Three expressions of the same principle
The least multiplication principle appears in three equivalent forms across the framework. They are not separate results — they are the same statement at different levels of description.
(i) Coordination minimum (Section 3.5)
\(K = 12\) is the least coordination number satisfying full local determinacy in \(D = 3\). Any \(K < 12\) leaves at least one edge without dual ternary coverage — reflection ambiguity remains, the object's internal state is underdetermined. \(K = 12\) is the first value where this fails to hold. Nothing below it works; nothing above it is needed.
(ii) Geometric integrity (Section 3.8)
The relational capacity of a structure must fit within the container that produces it:
\[ \frac{N(N-1)}{K(K-1)} \le 1 \]
At \(K = 12\) this is exactly \(1\). The structure is self-closing — its relational demand equals its relational supply with nothing left over and nothing missing. \(K = 13\) requires \(156/132 = 1.18\) — it demands relations outside the shell that produces it. It is asking for more than it can honestly provide. \(K = 12\) is the last coordination number that does not lie about its own capacity.
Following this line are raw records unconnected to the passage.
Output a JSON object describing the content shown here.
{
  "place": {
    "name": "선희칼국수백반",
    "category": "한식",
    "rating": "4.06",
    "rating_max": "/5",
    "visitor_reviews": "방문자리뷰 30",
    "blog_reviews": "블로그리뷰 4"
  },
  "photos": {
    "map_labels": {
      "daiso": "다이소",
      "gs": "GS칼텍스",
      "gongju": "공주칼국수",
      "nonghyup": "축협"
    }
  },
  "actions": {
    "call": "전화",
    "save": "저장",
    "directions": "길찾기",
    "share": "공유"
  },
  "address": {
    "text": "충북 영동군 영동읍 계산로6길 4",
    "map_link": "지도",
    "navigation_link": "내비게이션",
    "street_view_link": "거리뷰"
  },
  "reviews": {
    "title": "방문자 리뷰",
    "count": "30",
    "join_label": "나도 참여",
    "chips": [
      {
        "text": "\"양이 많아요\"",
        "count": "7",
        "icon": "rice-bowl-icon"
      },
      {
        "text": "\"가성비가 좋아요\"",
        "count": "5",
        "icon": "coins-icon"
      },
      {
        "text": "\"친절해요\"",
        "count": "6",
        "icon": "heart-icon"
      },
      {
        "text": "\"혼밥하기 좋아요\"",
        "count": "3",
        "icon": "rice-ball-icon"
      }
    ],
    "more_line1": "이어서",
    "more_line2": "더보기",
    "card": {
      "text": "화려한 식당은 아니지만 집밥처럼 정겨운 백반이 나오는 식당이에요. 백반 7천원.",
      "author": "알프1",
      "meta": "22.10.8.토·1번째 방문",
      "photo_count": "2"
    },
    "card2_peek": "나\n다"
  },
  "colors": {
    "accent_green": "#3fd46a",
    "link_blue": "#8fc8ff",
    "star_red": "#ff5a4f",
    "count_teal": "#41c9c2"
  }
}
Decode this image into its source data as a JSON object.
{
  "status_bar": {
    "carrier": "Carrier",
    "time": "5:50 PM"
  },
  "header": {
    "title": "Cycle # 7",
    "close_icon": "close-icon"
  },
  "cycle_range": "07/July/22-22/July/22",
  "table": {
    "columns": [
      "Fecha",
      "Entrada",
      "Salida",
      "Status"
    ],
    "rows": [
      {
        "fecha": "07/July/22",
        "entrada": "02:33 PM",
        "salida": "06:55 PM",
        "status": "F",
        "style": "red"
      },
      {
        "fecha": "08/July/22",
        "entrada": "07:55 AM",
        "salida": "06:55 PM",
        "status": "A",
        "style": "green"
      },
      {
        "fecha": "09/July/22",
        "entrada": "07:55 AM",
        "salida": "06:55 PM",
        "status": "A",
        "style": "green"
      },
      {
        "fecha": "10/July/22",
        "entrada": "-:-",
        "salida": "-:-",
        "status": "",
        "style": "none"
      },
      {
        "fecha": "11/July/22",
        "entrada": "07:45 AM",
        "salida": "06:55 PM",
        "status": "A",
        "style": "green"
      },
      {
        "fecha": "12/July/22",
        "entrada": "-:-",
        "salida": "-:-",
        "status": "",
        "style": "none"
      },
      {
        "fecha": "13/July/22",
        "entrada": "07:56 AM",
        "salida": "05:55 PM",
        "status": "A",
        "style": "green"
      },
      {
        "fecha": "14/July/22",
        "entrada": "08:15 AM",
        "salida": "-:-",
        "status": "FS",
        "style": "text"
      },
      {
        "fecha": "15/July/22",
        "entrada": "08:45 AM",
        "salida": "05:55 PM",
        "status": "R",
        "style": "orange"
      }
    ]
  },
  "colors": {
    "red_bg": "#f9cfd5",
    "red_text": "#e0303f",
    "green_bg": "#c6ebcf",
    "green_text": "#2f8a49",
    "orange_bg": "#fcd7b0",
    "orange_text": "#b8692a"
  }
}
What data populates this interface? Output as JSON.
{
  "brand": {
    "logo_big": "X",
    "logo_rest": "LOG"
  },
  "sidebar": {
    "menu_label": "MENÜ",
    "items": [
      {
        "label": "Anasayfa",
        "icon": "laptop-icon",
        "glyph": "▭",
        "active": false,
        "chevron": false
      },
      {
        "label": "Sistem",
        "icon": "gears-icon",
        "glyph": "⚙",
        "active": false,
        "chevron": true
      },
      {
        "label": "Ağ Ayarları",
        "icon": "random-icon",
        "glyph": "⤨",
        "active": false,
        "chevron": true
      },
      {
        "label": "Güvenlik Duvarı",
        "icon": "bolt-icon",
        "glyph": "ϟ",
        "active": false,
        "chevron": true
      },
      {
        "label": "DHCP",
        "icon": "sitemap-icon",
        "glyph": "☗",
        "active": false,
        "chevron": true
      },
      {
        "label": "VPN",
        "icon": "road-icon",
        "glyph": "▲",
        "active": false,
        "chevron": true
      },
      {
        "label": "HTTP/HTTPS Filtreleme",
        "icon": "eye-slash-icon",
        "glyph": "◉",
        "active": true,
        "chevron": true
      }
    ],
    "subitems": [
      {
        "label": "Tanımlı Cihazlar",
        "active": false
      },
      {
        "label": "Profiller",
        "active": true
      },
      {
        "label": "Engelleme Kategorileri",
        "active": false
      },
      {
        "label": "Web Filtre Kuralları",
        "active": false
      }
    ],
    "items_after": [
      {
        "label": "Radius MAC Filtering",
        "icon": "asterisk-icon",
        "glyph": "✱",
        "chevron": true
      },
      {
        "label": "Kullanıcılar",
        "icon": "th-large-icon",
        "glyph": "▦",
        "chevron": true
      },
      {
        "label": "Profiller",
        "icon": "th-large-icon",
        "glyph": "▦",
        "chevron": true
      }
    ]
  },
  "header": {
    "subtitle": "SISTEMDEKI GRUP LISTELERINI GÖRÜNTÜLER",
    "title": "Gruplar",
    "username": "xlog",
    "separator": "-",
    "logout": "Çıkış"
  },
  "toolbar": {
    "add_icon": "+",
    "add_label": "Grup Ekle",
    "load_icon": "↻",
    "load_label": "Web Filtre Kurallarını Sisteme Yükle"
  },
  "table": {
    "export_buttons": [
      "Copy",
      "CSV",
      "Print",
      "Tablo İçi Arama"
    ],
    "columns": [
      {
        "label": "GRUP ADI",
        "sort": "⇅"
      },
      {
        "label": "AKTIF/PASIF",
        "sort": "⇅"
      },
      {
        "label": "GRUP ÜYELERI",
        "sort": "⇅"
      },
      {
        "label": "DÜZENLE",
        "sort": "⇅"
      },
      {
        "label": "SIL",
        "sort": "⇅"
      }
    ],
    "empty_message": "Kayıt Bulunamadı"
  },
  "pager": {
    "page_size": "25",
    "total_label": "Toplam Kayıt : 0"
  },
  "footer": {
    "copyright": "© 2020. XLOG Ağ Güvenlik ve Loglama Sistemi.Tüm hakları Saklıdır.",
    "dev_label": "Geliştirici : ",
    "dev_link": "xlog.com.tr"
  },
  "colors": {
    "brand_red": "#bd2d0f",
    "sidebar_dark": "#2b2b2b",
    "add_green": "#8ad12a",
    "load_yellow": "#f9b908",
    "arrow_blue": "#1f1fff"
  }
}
(iii) Interaction threshold (Sections 4–5)
Not all flows between motifs produce stable structures. Only those satisfying phase coherence and remaining within the \(H = 132\) budget persist. Flows that exceed the budget or fail phase alignment dissolve back into the background. The stable structures that emerge are exactly those requiring the minimum routing cost consistent with their identity — no interaction is included that is not necessary for the motif to persist.
What the principle rules out
At the coordination level: \(K > 12\) is not realized because it requires more interactions than determinacy demands. The surplus relations have no structural justification — they are multiplications without purpose.
At the budget level: \(H > 132\) cannot be contained. The 108 surplus relations that \(K = 16\) would require (\(H = 240\)) have no home in the \(K = 12\) container. They would reference structure outside the shell — which is just more \(K = 12\) shells. They therefore appear as inter-shell couplings rather than internal structure (developed in Sections 12.1 and 15). The principle rules out not just excess coordination but excess dimensionality: \(D = 4\) requires more interactions than the substrate can honestly support.
At the motif level: interactions that do not contribute to stable routing patterns are not realized. The background flow is not nothing — it is the totality of interactions that failed the threshold. The principle does not eliminate these flows; it says they do not produce objects.
Relationship to the original formulation
An earlier formulation of this principle stated: only those interactions that meet specific conditions of phase alignment and amplitude threshold lead to the formation of stable structures; this minimizes the computational load involved in how space and particles emerge.
That statement was correct. The present formulation makes it exact:
\[ \text{Phase alignment} \rightarrow \text{holonomy coherence } \theta_{ij} = \omega \cdot d_{ij} \cdot \tau_0 \]
\[ \text{Amplitude threshold} \rightarrow \text{H-budget constraint } \frac{N_{\text{active}}}{H} \le 1 \]
\[ \text{Stable structures} \rightarrow \text{phase-coherent motifs within budget} \]
\[ \text{Minimal rank } r \rightarrow K = 12,\; D = 3,\; \text{three colors, generation index} \]
\[ \text{Computational load} \rightarrow \text{directed relational pair count } H = 132 \]
The principle has not changed. The formalism now derives it rather than stating it.
Status: [D] — follows from Axioms \(A_1–A_9\) through the minimum coordination theorem (Section 3.5) and the geometric integrity condition (Section 3.8). No free parameters enter. The minimum is unique.